Go, you!! I totally get where you are coming from with the ‘shaky, fuzzy’ thing – very bigfooty. Very happy to collaborate on your, er, my, er, our poem. Thanks for sharing, N
Hey, I’m glad that worked for you. I had my doubts after the first draft (or whatever the equivalent term is for filmmaking), but I slept on it, and this morning it still seemed O.K. It’s tempting to try another version with just forest footage, but then one might expect a a more literal soundtrack with saw-whet owl calls, a trout splash, etc., and excessive literalism makes for boring videopoetry, I find.
The two main things I learned from your reading was that this poem might also be a statement about poetics (isn’t it odd how authors often have the poorest idea of what their poems are about?) and that long pauses can not only create space, but can help focus the reader’s attention — especially in a poem that has so much to do with listening.
it’s a great poem, dave! and i do love the reading of it in this version. (i did not hear/read the original.)
Thanks, Carolee! Nic does read well, doesn’t she? And it’s always a pleasure just to hear one’s poems in a voice different from the voice we hear in our heads, which in my case is a low monotone.
Beautiful.
Thanks.

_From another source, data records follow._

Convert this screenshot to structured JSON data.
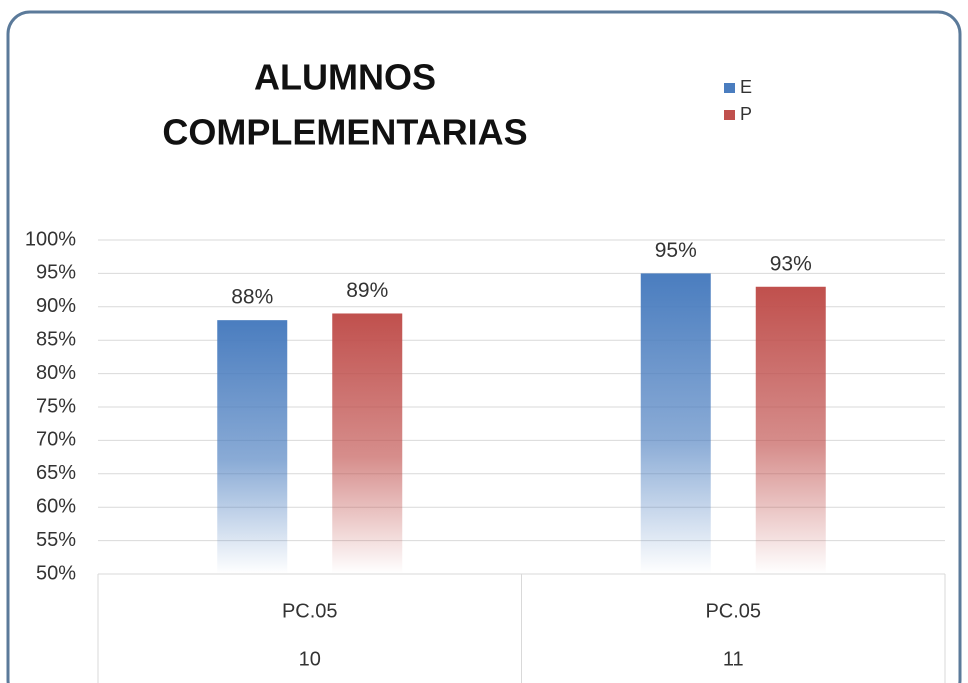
{
  "chart_data": {
    "type": "bar",
    "title": [
      "ALUMNOS",
      "COMPLEMENTARIAS"
    ],
    "categories": [
      [
        "PC.05",
        "10"
      ],
      [
        "PC.05",
        "11"
      ]
    ],
    "series": [
      {
        "name": "E",
        "color": "#4a7dbf",
        "values": [
          88,
          95
        ],
        "value_labels": [
          "88%",
          "95%"
        ]
      },
      {
        "name": "P",
        "color": "#c0504d",
        "values": [
          89,
          93
        ],
        "value_labels": [
          "89%",
          "93%"
        ]
      }
    ],
    "ylim": [
      50,
      100
    ],
    "yticks": [
      {
        "value": 50,
        "label": "50%"
      },
      {
        "value": 55,
        "label": "55%"
      },
      {
        "value": 60,
        "label": "60%"
      },
      {
        "value": 65,
        "label": "65%"
      },
      {
        "value": 70,
        "label": "70%"
      },
      {
        "value": 75,
        "label": "75%"
      },
      {
        "value": 80,
        "label": "80%"
      },
      {
        "value": 85,
        "label": "85%"
      },
      {
        "value": 90,
        "label": "90%"
      },
      {
        "value": 95,
        "label": "95%"
      },
      {
        "value": 100,
        "label": "100%"
      }
    ],
    "grid": true,
    "legend": "top-right"
  }
}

You know, I’m tempted to ask permission to envideo some of the other poems on Whale Sound, but I’m not sure I could do them justice.
Loved the ambiguous video, like an old-style fetish carving which could represent any of a number of animals. Did find, however, that the forest sounds distracted me from Nic’s masterful handling of the spaces.
Dear God, she is the T. Monk of readers, isn’t she? And she marries the intelligence of her reading with what surely is (given timbre, grain, humor, diction) a professional-trained voice. Has anyone ever pronounced “poem” so beautifully? And “you know – those interlopers” has lodged itself in my brain.
O for a CD-length collaborations between the two of you. Would love to hear her take on “Grave Dug by Beasts” or “The Celibate Couple Pursued.”
Hi Julia – I’m glad you share my high opinion of Nic’s readings. I know I would buy a CD of her reading the poems at Whale Sound — and if the site continues to attract the attention it deserves, she may have a ready market for such a spin-off by the time she’s done.
I actually never tried seeing what that video would be like without the original soundtrack. Interesting suggestion. I should also see what it sounds like with just the pileated woodpecker alarm calls removed.
this was fabulous! you’re something dave.
Thank you, q.r. Good to know you’re still here.
Add my kudos to the rest, Dave. Good to see interesting footage salvaged and used to enhance a fine poem.
Thanks, Sherry. And I know you can be a tough critic of videopoems. I guess what made me think this would work was the part where the bear sits down and tilts his head back, enjoying the morning — very poet-like, I thought.